Each time, he put the lines into the service of his contention that American liberties exist under fire from big government. And he said his fellow Republicans shared nearly equal responsibility with Democrats.
The libertarian from Kentucky, drawing many of the same unconventional Republicans who rallied for his father, Ron Paul, argued for a smaller government that meddles in people’s lives less.
“We must fight to restrain Big Brother,” he said to hoots from about 200 people who came for his mid-afternoon appearance at Drake University. “Will you stand together against the rising excess of government.”
Then he ran through one issue after the next where he thinks government needs to curb its powers: less tracking of cellphone records; scaled back enforcement of drug laws, especially where African-Americans experience disproportionate prosecution; elimination of the Federal Reserve Bank; and a smaller military.

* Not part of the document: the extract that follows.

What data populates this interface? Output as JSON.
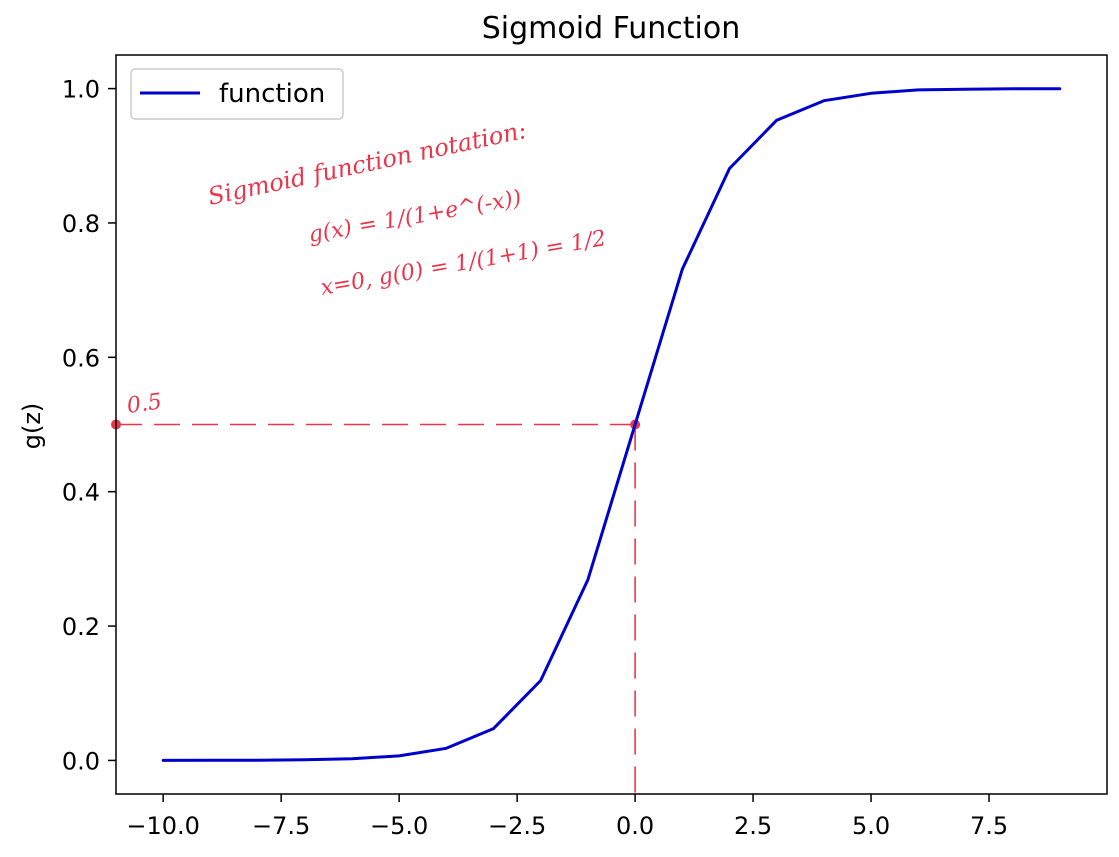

“On the right, the call is for enlarging the military state,” Paul said. “On the left, the call is for enlarging the welfare state.”
He cited the political reaction to a mass shooting late last year in San Bernardino, Calif., by a radicalized Islamic couple and how that prompted Donald Trump to bar Muslims entry to country.
“The left calls for more gun control,” he said. “The right calls for more people control.”
Paul has struggled in the polls throughout the pre-voting phase of the campaign, often drawing too little support to qualify for prime time debates.
On Thursday, however, he was set to be on the big stage with six others in the top tier. Donald Trump, the frontrunner, was skipping out over a fight with the Fox News Channel.